The TUB variant impairs leptin sensitivity and AgRP neuronal response, leading to obesity

Obesity exhibits a high heritability with heterogeneity; however, the genetic variants identified as obesity-causing factors are still underexplored. By performing deep sequencing on 2295 cases of young-onset obesity from East Asian populations and 2292 lean controls, we identified five genes (TUB, NR4A3, HIST1H4D, DXO, and TELO2) with an excess burden of rare predicted loss-of-function (LoF) variants in cases. Among the variants, TUB p.R364G was identified as a potential deleterious variant that disrupted TUB protein's subcellular localization. Knock-in mice carrying the homologous p.R363G variant exhibited hyperphagia and obesity in an allele dose-dependent manner when fed a high-fat diet. The TUB p.R363G variant also blunted responses to leptin-induced suppression of food intake, leading to leptin resistance in mice. Furthermore, we demonstrated that TUB acted as a positive regulator of the leptin pathway through its interaction with STAT3, and this interaction was impaired by the p.R364G variant.
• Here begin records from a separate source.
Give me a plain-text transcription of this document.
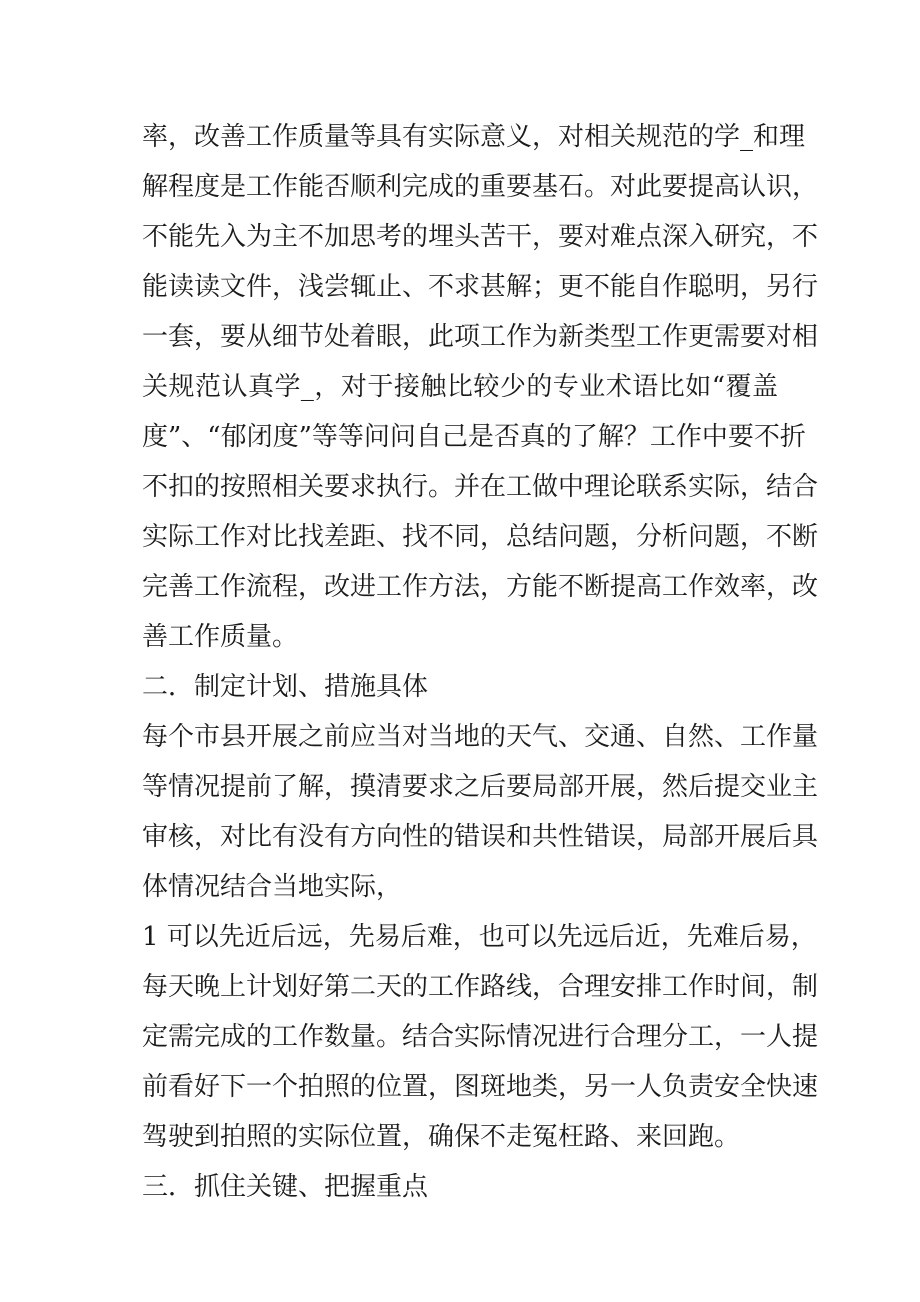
率，改善工作质量等具有实际意义，对相关规范的学_和理
解程度是工作能否顺利完成的重要基石。对此要提高认识，
不能先入为主不加思考的埋头苦干，要对难点深入研究，不
能读读文件，浅尝辄止、不求甚解；更不能自作聪明，另行
一套，要从细节处着眼，此项工作为新类型工作更需要对相
关规范认真学_，对于接触比较少的专业术语比如“覆盖
度”、“郁闭度”等等问问自己是否真的了解？工作中要不折
不扣的按照相关要求执行。并在工做中理论联系实际，结合
实际工作对比找差距、找不同，总结问题，分析问题，不断
完善工作流程，改进工作方法，方能不断提高工作效率，改
善工作质量。
二．制定计划、措施具体
每个市县开展之前应当对当地的天气、交通、自然、工作量
等情况提前了解，摸清要求之后要局部开展，然后提交业主
审核，对比有没有方向性的错误和共性错误，局部开展后具
体情况结合当地实际，
1 可以先近后远，先易后难，也可以先远后近，先难后易，
每天晚上计划好第二天的工作路线，合理安排工作时间，制
定需完成的工作数量。结合实际情况进行合理分工，一人提
前看好下一个拍照的位置，图斑地类，另一人负责安全快速
驾驶到拍照的实际位置，确保不走冤枉路、来回跑。
三．抓住关键、把握重点
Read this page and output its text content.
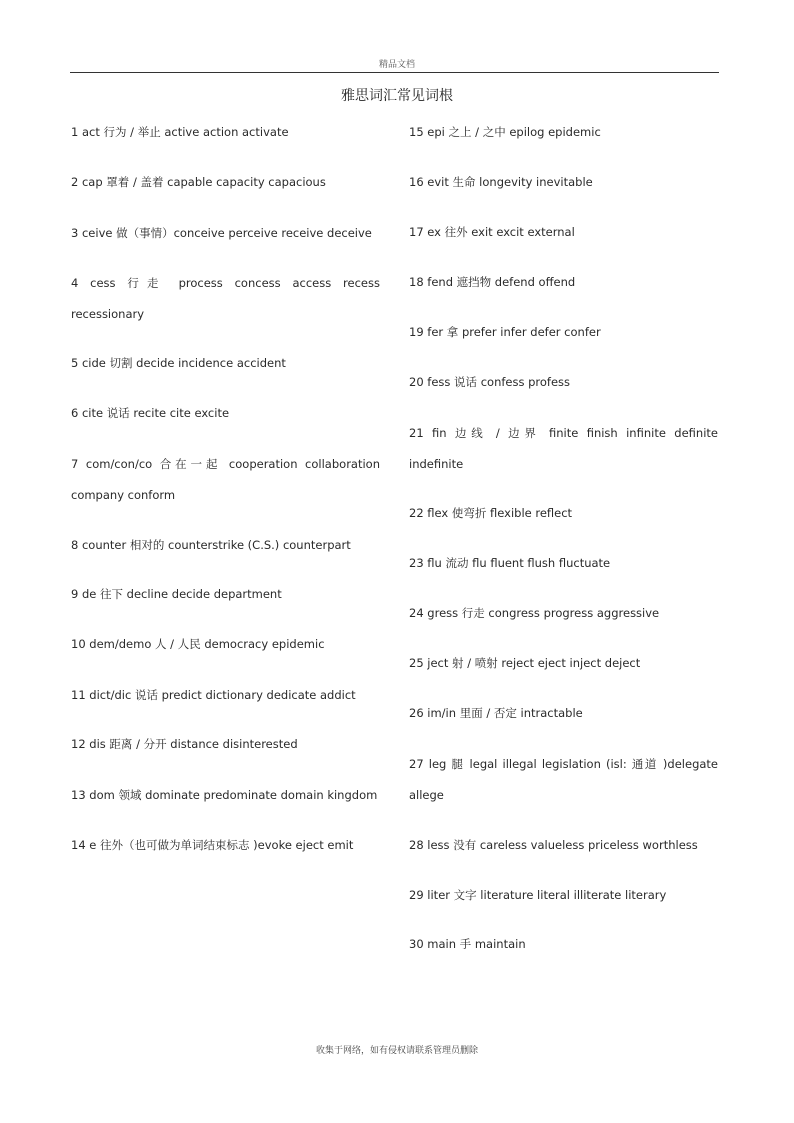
精品文档
雅思词汇常见词根
1 act 行为 / 举止 active action activate
2 cap 罩着 / 盖着 capable capacity capacious
3 ceive 做（事情）conceive perceive receive deceive
4 cess 行走 process concess access recess recessionary
5 cide 切割 decide incidence accident
6 cite 说话 recite cite excite
7 com/con/co 合在一起 cooperation collaboration company conform
8 counter 相对的 counterstrike (C.S.) counterpart
9 de 往下 decline decide department
10 dem/demo 人 / 人民 democracy epidemic
11 dict/dic 说话 predict dictionary dedicate addict
12 dis 距离 / 分开 distance disinterested
13 dom 领域 dominate predominate domain kingdom
14 e 往外（也可做为单词结束标志 )evoke eject emit
15 epi 之上 / 之中 epilog epidemic
16 evit 生命 longevity inevitable
17 ex 往外 exit excit external
18 fend 遮挡物 defend offend
19 fer 拿 prefer infer defer confer
20 fess 说话 confess profess
21 fin 边线 / 边界 finite finish infinite definite indefinite
22 flex 使弯折 flexible reflect
23 flu 流动 flu fluent flush fluctuate
24 gress 行走 congress progress aggressive
25 ject 射 / 喷射 reject eject inject deject
26 im/in 里面 / 否定 intractable
27 leg 腿 legal illegal legislation (isl: 通道 )delegate allege
28 less 没有 careless valueless priceless worthless
29 liter 文字 literature literal illiterate literary
30 main 手 maintain
收集于网络，如有侵权请联系管理员删除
TUB silencing mitigated the inhibitory effects of leptin on the activities of agouti-related protein (AgRP)-expressing neurons. Consistently, conditional ablation of TUB in AgRP⁺ neurons in mice led to hyperphagic obesity and attenuated leptin-induced appetite suppression in mice. Thus, our study demonstrates that rare LoF variants in TUB predispose to young-onset obesity in humans, likely through impairing leptin sensitivity in AgRP⁺ neurons.